И Бруно положил на свою тарелку кусок мяса, выбранного Низибом. Затем под предлогом изучения он за несколько мгновений проглотил его.

— Ну? — спросил Низиб, не без некоторого беспокойства.

— Конечно, — ответил Бруно, — я не ошибся. Это свинина. Ужасно! Вы собирались есть свинину?

— Свинину? — воскликнул Низиб. — Это запрещено…

— Абсолютно.

— Но мне показалось…

— Какого черта, Низиб! Вы можете положиться на человека, который разбирается в этом лучше вас.

— Тогда, господин Бруно…

— Тогда на вашем месте я довольствовался бы этим куском козьего сыра.

— Этого мало, — ответил Низиб.

— Да… но у него прекрасный вид.

И Бруно положил сыр перед своим товарищем. Низиб не без гримас стал есть, в то время как Бруно быстро расправлялся с кушаньем более питательным, хотя и не имеющим ничего общего со свининой.

— За ваше здоровье, Низиб, — сказал он, наливая себе полный стакан содержимого кувшина, стоявшего на столе.

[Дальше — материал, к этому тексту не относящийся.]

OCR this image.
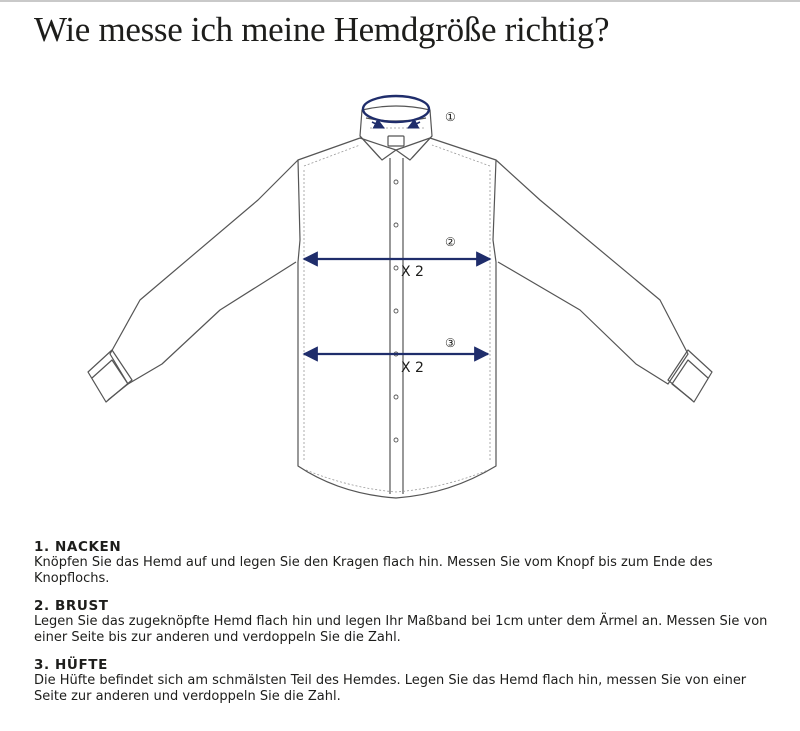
Wie messe ich meine Hemdgröße richtig?
X 2
X 2
①
②
③
1. NACKEN
Knöpfen Sie das Hemd auf und legen Sie den Kragen flach hin. Messen Sie vom Knopf bis zum Ende des Knopflochs.
2. BRUST
Legen Sie das zugeknöpfte Hemd flach hin und legen Ihr Maßband bei 1cm unter dem Ärmel an. Messen Sie von einer Seite bis zur anderen und verdoppeln Sie die Zahl.
3. HÜFTE
Die Hüfte befindet sich am schmälsten Teil des Hemdes. Legen Sie das Hemd flach hin, messen Sie von einer Seite zur anderen und verdoppeln Sie die Zahl.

— Что это за питье? — спросил Низиб.

— Гм… — замялся голландец, — мне кажется…

— Что? — спросил турок, протягивая свой стакан.

— Что в нем есть немного спирта, — ответил Бруно, — и хороший мусульманин не может позволить себе…

— Но я не могу есть, не запивая.

— Не запивая? Нет! Вот в этом кувшине свежая вода, которой вам придется удовлетвориться, Низиб! Счастливые вы люди, турки, привыкшие к этому целительному напитку.

И пока Низиб пил, Бруно бормотал:

— Толстей, толстей, мой мальчик… толстей…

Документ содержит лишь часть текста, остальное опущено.